Свежий выпуск новостей, идущий по висящему в раздевалке телевизору, кажется, извечно включённому на спортивном телеканале, начинается с сообщения о нашем лишь недавно триумфально закончившемся матче. Он заключительный для нас в этом году. Значит, нам всем однозначно есть что отпраздновать, но атмосфера вокруг царит самая что ни на есть гнетущая, унылая и совершенно не праздничная.
На протяжении этих нескольких дней я даже не пытался общаться и контактировать со своими одноклубниками вне тренировок и матчей и без весомой на то профессиональной необходимости. Я чувствую отчуждение между нами и отношусь к нему, как к чему-то совершенно заслуженному, что просто так не перечеркнёшь. Хотя у меня нет ни малейшего желания переносить взаимные обиды в новое десятилетие, настроения бороться с ними вот прямо сейчас или просто до наступления первого января я также в себе не ощущаю. Пусть уж всё остаётся как есть. Ну не поздравим мы друг друга с Новым годом, так и ладно. Это ведь не трагедия. Мне было бы гораздо больнее, сложнее и тяжелее, если бы его пришлось встречать и отмечать с родителями, изображая счастье и предвкушение непонятно чего. А так у меня есть Лив, и я не собираюсь тратить время, которое могу провести рядом с ней, на то, чтобы что-то отстаивать, доказывать и защищать. Даже если речь о моих друзьях и фактически второй семье. Спору нет, я получаю как раз то, что ожидал. Мне достаточно плохо из-за всей этой ситуации, но это не значит, что я готов пройти через ругань и разговор на повышенных тонах, когда никто не будет стесняться в выражениях и изображать из себя сопливую девчонку. Мне просто хочется домой. Обнять Лив, вдохнуть её аромат и держать её тело в своих объятиях на протяжении всей ночи.
Я застёгиваю спортивную сумку, размышляя о теплоте и безмятежности грядущего момента, когда тебя есть кому ждать, и ты не медлишь прежде, чем войти в свой дом. Двигаясь на выход, я говорю слова прощания, обращаясь ко всем присутствующим разом. Слова, что остаются без ответа вот уже на протяжении пяти дней, пока парни продолжают заниматься каждый своими делами, вытираясь после душа или уже переодеваясь, или же складывая вещи. Будто есть хоть какая-то разница, из-за чего именно они не желают и не считают возможным оторваться от того, что их так сильно занимает, на одну единственную секунду и проявить банальную вежливость по отношению к партнёру по команде, который на паркете явно лез из кожи вон. Но вот я ставлю себя на их место и понимаю, что игнорировал бы точно так же, если даже не больше. С моей-то иногда особенно острой злопамятностью и граничащим с намерением всё крушить и ломать жестоким осуждением скорого прощения.

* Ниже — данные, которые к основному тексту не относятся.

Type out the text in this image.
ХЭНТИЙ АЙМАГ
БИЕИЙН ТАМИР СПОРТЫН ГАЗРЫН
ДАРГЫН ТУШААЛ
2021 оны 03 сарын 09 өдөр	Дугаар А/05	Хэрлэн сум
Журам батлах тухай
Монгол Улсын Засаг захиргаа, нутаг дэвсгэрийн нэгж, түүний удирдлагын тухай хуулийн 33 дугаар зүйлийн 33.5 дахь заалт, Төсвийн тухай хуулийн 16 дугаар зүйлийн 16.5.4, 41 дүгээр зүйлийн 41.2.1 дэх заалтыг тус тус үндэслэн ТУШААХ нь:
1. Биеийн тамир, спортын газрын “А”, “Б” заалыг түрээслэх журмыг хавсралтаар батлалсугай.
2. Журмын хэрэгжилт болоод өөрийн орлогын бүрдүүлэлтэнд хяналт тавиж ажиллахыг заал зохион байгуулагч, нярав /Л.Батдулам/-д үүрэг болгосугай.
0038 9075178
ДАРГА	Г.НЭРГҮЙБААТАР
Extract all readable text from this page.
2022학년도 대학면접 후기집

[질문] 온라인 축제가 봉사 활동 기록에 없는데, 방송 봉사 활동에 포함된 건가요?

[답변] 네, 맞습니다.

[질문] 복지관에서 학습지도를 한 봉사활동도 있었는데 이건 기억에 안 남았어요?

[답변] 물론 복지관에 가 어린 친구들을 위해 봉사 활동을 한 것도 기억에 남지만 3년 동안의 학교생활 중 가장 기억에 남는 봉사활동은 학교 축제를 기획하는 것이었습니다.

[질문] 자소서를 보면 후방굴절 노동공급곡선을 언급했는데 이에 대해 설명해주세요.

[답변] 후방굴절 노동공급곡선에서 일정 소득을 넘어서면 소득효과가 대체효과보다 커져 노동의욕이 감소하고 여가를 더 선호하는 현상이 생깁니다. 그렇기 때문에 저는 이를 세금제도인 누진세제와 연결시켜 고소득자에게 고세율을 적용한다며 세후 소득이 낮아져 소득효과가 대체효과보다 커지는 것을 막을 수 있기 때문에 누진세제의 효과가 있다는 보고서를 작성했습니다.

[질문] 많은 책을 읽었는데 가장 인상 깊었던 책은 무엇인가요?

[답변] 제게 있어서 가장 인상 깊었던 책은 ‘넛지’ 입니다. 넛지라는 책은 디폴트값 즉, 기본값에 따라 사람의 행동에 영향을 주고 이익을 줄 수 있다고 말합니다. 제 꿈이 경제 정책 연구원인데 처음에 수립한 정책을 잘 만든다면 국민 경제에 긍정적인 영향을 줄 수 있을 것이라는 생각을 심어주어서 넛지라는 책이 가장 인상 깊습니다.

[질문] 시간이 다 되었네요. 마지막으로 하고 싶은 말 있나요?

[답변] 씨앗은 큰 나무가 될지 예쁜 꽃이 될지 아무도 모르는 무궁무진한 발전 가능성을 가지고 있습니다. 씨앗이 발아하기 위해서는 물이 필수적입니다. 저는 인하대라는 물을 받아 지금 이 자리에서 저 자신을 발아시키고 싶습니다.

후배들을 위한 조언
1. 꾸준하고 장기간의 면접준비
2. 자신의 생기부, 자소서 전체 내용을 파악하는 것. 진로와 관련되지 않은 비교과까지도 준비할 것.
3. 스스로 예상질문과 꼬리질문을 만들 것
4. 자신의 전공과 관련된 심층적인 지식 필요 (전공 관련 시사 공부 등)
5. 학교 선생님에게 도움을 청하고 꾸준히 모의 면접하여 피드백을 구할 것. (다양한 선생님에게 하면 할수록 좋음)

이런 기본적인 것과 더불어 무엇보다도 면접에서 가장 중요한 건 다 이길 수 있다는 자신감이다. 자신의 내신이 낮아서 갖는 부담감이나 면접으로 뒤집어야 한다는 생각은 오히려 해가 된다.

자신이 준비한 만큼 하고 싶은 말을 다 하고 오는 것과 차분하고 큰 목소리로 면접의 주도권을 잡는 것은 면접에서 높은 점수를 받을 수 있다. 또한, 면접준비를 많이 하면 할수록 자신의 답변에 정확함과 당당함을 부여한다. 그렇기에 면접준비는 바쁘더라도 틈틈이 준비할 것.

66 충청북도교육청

Когда за мной закрывается дверь, я убеждаюсь, что её притянул доводчик, и, застёгивая куртку до самого подбородка, в этот самый момент слышу собственное имя откуда-то слева.
— Дерек. Ты уже уходишь?
Это оказывается Митчелл, идущий по направлению к раздевалке. Тимоти, кажется, уходил в душ, когда я видел его в последний раз, но в моей голове даже друзья приравнены к тем, с кем я не могу заставить себя поговорить. Потому что это им двоим в первую очередь однажды было так легко выразить мне своё неодобрение по поводу Лив, когда несколько месяцев тому назад я всего-навсего перестал выходить на связь, едва узнал про больницу и нависшую над своим ребёнком угрозу. Сейчас же я и вовсе сделал, возможно, гораздо худшую вещь, пропустив целый матч из-за желания построить новые отношения всё с той же женщиной. Реакция по этому поводу вот никак не может быть добрее той, что я удостоился тогда. Но в мои предпочтения не входит слышать вероятные слова. Устоит ли вообще наша дружба перед лицом всего, что у меня происходит, и какой я хочу видеть свою дальнейшую жизнь?
— Да. Полагаю, что так.
— И это всё?
— А что, у тебя есть какие-то предложения? Не думаю, что вы собираетесь звать меня с собой.